An appellant's absolute right to appeal must be upheld at all times unless it is clear to the court that the appeal has been noted not with the genuine intention of testing the correctness of the judgment appealed against and that execution pending appeal will not have the effect of defeating the appellant's absolute right. In exercising discretion on applications for leave to execute pending appeal, the court must determine what is just and equitable considering: (1) potentiality of irreparable harm to the appellant if execution is granted; (2) potentiality of irreparable harm to the respondent if execution is refused; (3) prospects of success on appeal and whether the appeal is frivolous, vexatious or noted to gain time or harass; and (4) the balance of hardship. Where the appeal raises pertinent legal issues and execution would render the appeal nugatory by disposing of property, while delay in execution would not cause irreparable harm to the judgment creditor, leave to execute should be refused.
The court noted that the original trial judgment by KARWI J was silent on the liability of the third respondent who was nevertheless ordered to pay damages, suggesting a potential issue with that judgment. The court also observed that it had thoroughly read the judgment and grounds of appeal and found that the respondents raised "very pertinent issues relating to vicarious liability and the quantum of damages," implying some sympathy with the respondents' position on appeal, though this was not determinative. The court expressed agreement with the observation that an application for leave to execute pending appeal cannot be determined solely on the basis that the appellant has no prospects of success, especially where execution would defeat the whole object of the appeal.

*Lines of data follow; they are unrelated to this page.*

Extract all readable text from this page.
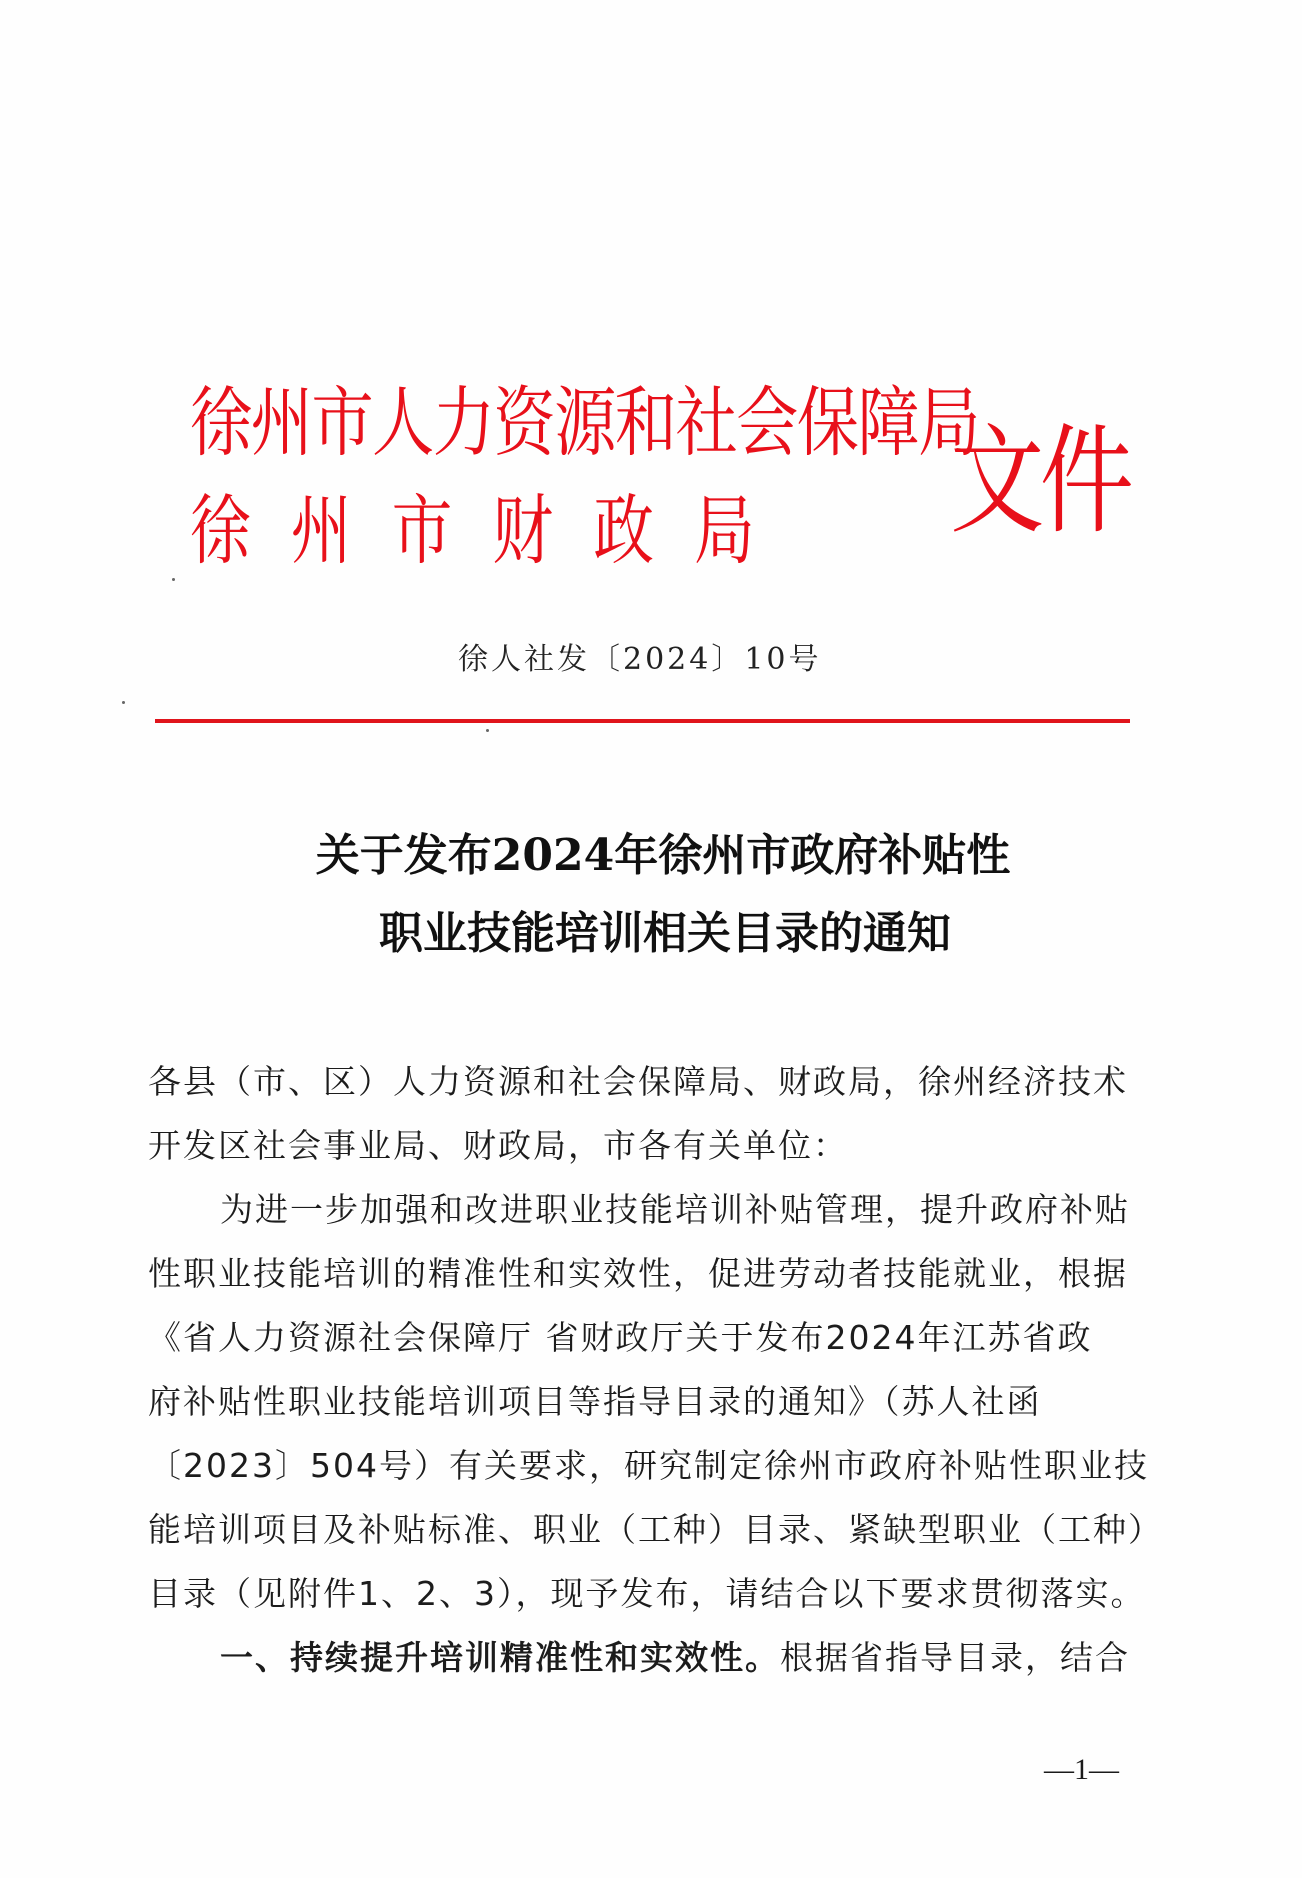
徐州市人力资源和社会保障局
徐州市财政局 文件
徐人社发〔2024〕10号
关于发布2024年徐州市政府补贴性
职业技能培训相关目录的通知
各县（市、区）人力资源和社会保障局、财政局，徐州经济技术
开发区社会事业局、财政局，市各有关单位：
为进一步加强和改进职业技能培训补贴管理，提升政府补贴
性职业技能培训的精准性和实效性，促进劳动者技能就业，根据
《省人力资源社会保障厅 省财政厅关于发布2024年江苏省政
府补贴性职业技能培训项目等指导目录的通知》（苏人社函
〔2023〕504号）有关要求，研究制定徐州市政府补贴性职业技
能培训项目及补贴标准、职业（工种）目录、紧缺型职业（工种）
目录（见附件1、2、3），现予发布，请结合以下要求贯彻落实。
一、持续提升培训精准性和实效性。根据省指导目录，结合
—1—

This case affirms the fundamental principle in Zimbabwean civil procedure that an appellant has an absolute right to appeal and to test the correctness of a lower court's decision before being called upon to satisfy the judgment. The case demonstrates the court's reluctance to interfere with this absolute right except in clear cases where the appeal is not bona fide. It provides guidance on the application of the South Cape Corporation principles in the Zimbabwean context and emphasizes that execution pending appeal should generally not be granted where it would render the appeal nugatory, even where the respondent has been waiting for years to enjoy the fruits of judgment. The case also illustrates the court's willingness to deprive even a successful party of costs where they have been tardy in prosecuting their case.